SIGHTS OF INTEREST IN MONGOLIA
ARKHANGAI AIMAG
KULTEGIN MONUMENT
Kultegin Monument. When Chinggis Khaan decided to move his capital to Kharakhorum, he was
well aware that the region had already been capital to successive nomad empires. About 20km
north-east of Khar Balgas (as the crow flies) lies the remainder of yet another of these pre-Mongol
empires, the Turkic khaganate. All that's left of the khaganate is the 3m-high inscribed monument
of Kultegin (684-731), the khagan (ruler) himself.

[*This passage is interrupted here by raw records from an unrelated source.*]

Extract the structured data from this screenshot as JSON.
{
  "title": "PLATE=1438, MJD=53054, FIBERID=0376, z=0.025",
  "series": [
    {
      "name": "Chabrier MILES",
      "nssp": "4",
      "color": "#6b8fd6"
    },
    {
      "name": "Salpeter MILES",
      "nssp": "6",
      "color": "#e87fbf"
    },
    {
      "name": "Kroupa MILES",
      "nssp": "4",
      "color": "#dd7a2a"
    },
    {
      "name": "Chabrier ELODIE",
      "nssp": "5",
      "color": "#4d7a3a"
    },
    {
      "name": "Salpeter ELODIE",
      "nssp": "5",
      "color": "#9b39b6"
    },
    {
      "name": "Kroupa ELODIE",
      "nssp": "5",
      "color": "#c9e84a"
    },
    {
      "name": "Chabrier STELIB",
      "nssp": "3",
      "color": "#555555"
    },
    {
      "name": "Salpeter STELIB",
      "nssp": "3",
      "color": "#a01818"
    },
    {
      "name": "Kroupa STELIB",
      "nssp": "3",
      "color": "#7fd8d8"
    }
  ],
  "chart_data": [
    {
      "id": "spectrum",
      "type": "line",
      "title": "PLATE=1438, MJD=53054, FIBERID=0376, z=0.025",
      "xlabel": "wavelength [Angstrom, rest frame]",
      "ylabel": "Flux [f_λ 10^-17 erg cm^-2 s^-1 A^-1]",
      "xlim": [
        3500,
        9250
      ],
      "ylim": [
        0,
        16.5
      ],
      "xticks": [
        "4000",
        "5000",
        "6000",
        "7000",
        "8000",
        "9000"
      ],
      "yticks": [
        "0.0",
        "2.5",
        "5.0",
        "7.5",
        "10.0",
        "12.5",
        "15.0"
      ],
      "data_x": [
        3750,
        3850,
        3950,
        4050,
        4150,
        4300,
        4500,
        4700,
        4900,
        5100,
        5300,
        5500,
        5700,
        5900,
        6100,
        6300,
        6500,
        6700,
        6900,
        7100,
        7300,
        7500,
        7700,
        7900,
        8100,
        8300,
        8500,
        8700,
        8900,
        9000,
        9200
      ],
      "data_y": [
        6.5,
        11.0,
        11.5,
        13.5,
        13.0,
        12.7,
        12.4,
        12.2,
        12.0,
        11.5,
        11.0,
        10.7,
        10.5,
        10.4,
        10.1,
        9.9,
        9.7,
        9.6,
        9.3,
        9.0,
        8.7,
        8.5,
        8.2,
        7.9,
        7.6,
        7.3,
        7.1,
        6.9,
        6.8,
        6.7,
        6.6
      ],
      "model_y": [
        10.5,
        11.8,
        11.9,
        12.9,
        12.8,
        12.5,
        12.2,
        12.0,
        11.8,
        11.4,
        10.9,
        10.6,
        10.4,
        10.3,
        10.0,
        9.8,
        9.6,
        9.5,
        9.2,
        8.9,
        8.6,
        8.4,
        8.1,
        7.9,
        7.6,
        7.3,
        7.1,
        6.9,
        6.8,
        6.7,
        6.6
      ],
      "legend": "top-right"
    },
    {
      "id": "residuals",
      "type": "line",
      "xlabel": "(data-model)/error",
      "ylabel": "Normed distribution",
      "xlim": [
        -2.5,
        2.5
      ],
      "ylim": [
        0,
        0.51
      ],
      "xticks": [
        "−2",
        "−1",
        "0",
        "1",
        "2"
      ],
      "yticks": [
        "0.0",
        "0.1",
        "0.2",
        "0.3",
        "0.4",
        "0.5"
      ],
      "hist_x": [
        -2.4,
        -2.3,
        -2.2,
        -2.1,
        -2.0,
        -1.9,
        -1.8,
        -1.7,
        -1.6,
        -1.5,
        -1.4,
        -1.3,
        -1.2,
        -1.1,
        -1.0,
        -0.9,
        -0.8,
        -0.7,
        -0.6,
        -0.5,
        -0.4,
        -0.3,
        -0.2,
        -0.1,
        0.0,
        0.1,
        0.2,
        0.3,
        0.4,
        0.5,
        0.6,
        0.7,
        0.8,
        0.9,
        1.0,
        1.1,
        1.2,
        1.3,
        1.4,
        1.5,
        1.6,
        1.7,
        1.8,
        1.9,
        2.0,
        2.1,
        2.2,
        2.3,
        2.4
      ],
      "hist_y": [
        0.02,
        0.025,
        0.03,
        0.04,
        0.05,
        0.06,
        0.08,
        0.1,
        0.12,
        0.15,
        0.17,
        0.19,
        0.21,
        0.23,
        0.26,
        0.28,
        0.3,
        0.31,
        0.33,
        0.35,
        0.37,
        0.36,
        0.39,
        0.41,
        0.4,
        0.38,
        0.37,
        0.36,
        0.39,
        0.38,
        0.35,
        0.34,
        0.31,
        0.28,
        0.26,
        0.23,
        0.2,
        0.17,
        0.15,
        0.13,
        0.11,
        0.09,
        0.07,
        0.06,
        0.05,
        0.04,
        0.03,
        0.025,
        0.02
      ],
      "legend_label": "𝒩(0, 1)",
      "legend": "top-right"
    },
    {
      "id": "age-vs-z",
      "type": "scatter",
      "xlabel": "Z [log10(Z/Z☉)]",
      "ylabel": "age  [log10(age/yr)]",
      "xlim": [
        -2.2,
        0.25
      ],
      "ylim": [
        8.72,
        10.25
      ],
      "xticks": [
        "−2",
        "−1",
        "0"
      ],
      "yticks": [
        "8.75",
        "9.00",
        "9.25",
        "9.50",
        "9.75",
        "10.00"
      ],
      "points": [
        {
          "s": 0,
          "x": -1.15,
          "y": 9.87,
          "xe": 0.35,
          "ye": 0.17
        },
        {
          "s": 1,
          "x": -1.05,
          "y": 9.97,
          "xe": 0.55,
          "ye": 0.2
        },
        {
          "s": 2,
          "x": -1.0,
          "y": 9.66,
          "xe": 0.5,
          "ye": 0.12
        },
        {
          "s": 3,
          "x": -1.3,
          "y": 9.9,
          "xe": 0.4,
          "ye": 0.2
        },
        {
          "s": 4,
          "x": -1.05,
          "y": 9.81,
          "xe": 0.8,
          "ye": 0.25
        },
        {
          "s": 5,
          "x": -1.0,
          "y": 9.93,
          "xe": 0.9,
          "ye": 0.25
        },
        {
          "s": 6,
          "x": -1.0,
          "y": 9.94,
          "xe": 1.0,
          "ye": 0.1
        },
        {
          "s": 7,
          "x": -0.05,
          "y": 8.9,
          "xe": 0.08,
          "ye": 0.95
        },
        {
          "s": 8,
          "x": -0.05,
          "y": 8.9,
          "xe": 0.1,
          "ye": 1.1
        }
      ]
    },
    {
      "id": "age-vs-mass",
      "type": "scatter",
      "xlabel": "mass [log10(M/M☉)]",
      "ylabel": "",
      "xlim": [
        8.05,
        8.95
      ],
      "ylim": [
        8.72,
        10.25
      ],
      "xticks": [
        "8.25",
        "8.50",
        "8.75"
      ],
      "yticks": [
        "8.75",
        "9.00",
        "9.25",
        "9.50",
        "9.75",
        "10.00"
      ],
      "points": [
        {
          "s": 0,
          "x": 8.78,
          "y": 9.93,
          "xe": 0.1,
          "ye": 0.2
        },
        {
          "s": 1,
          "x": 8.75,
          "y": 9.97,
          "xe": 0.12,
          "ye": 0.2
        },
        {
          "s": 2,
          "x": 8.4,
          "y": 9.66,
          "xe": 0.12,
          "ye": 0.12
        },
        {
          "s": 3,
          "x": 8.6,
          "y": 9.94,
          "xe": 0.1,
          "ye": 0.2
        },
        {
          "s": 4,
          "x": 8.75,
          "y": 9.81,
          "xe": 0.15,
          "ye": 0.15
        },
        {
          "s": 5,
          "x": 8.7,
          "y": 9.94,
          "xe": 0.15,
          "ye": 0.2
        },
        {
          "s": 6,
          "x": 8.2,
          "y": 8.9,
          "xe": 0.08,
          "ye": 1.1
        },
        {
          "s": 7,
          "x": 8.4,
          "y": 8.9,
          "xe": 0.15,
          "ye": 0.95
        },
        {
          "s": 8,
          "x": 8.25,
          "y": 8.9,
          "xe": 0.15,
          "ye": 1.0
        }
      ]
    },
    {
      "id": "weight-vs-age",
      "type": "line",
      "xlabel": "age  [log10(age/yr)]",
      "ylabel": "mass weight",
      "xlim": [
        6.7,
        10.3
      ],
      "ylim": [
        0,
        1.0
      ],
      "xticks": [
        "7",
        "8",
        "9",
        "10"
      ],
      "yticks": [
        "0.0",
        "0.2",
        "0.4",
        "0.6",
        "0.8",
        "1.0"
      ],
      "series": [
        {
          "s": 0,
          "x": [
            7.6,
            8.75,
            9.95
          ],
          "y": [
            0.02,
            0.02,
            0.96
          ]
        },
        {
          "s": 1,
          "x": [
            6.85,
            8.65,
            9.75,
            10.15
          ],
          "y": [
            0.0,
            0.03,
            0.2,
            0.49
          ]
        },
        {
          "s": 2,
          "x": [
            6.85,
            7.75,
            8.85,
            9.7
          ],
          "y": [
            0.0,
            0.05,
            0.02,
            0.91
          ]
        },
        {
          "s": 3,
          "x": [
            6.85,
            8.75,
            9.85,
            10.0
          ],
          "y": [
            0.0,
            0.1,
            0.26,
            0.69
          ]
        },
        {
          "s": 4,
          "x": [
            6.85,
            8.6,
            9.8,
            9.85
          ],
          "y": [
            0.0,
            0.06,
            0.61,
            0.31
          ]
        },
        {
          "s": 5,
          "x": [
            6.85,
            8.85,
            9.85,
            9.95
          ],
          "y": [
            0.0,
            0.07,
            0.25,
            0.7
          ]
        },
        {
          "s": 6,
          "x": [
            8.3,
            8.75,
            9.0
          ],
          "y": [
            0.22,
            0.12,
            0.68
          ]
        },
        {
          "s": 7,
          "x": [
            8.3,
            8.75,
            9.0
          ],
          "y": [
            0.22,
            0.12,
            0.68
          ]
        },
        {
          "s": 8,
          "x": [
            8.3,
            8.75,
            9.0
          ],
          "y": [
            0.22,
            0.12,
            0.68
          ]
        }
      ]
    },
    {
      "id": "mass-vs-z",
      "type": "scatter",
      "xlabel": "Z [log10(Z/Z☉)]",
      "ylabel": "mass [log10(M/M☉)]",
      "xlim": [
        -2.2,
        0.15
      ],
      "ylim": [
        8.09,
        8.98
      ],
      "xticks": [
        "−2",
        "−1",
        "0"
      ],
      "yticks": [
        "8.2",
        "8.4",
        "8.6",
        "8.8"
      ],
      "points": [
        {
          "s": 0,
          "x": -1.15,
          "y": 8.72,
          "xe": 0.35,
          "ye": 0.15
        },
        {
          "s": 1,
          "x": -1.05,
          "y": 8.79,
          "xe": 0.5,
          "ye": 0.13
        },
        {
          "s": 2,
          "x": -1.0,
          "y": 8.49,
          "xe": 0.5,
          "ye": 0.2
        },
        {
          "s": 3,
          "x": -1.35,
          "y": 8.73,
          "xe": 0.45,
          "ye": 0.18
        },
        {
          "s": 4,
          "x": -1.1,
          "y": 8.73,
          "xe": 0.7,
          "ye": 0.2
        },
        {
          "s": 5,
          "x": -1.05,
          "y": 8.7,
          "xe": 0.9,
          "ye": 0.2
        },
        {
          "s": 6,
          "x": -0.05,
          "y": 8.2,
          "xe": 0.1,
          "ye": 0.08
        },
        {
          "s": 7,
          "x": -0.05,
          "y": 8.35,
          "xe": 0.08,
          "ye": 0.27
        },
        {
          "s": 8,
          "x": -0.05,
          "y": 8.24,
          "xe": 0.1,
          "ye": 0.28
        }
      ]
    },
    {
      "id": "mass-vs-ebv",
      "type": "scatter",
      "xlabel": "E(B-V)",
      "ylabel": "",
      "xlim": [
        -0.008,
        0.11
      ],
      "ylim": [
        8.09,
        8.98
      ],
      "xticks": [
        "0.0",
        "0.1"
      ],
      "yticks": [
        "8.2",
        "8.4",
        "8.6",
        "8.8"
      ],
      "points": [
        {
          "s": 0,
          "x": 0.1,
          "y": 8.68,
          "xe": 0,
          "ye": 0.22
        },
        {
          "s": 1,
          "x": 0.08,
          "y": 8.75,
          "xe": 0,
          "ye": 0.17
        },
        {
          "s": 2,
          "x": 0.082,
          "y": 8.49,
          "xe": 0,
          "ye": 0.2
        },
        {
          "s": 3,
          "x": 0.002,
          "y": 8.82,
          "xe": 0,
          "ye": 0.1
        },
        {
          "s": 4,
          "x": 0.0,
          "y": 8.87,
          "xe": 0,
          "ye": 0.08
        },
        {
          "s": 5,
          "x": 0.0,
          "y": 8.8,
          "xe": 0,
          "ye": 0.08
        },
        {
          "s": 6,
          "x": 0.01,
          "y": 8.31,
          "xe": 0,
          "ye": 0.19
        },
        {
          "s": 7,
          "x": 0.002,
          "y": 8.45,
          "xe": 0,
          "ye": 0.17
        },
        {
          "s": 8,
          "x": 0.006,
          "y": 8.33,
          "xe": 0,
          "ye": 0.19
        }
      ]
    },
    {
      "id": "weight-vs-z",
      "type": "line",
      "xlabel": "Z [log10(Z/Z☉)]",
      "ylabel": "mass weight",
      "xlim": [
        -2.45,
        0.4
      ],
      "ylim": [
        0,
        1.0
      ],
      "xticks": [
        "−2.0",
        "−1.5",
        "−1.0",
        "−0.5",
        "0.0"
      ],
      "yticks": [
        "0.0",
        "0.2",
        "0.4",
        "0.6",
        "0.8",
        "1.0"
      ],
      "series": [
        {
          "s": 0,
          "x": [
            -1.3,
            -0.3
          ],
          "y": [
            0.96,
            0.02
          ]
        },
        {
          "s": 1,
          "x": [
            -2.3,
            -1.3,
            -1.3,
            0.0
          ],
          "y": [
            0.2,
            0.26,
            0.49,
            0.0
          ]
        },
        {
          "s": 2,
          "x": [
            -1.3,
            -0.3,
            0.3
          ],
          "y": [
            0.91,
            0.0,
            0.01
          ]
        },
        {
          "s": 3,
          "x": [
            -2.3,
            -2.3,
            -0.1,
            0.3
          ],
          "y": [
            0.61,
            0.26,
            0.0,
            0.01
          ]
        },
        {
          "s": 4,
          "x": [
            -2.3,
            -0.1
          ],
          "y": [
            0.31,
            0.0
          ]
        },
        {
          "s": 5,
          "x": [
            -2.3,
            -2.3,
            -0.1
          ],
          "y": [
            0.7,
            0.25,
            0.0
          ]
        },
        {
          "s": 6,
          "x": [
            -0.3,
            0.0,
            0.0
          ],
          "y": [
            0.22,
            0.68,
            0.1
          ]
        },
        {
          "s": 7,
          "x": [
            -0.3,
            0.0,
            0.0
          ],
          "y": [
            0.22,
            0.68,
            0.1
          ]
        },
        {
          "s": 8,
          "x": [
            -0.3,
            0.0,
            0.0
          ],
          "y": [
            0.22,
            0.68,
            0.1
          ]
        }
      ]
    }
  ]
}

The monument was raised in AD 732 and is
inscribed in Runic and Chinese script. You can see a copy of the stele in the entrance of the
National Museum of Mongolian History. Just over 1km away is another monument to Bilge Khagan (683-734),
younger brother of Kultegin. Ten years after the death of Bilge the Turkic khaganate was overrun
by the Uighurs.
The memorial complex is located on left Orkhon riverside in 45 km north from an ancient
Karakorum city, in 400 km southwest from Ulaanbaatar, the present capital of Mongolia
at N47º33´ - E102º49´
A stele, a square stone, stone supports are on the site . Other components are kept in museum
warehouses. A head of Kultegin’s marble statue is kept in the Mongolian Archeologic Institute,
and face of a head of his wife’s marble statue is stored in the National Historical Museum,
Mongolia. A stone sculpture with bent right knee is kept in the Hermitage, St.-Petersburg, Russia.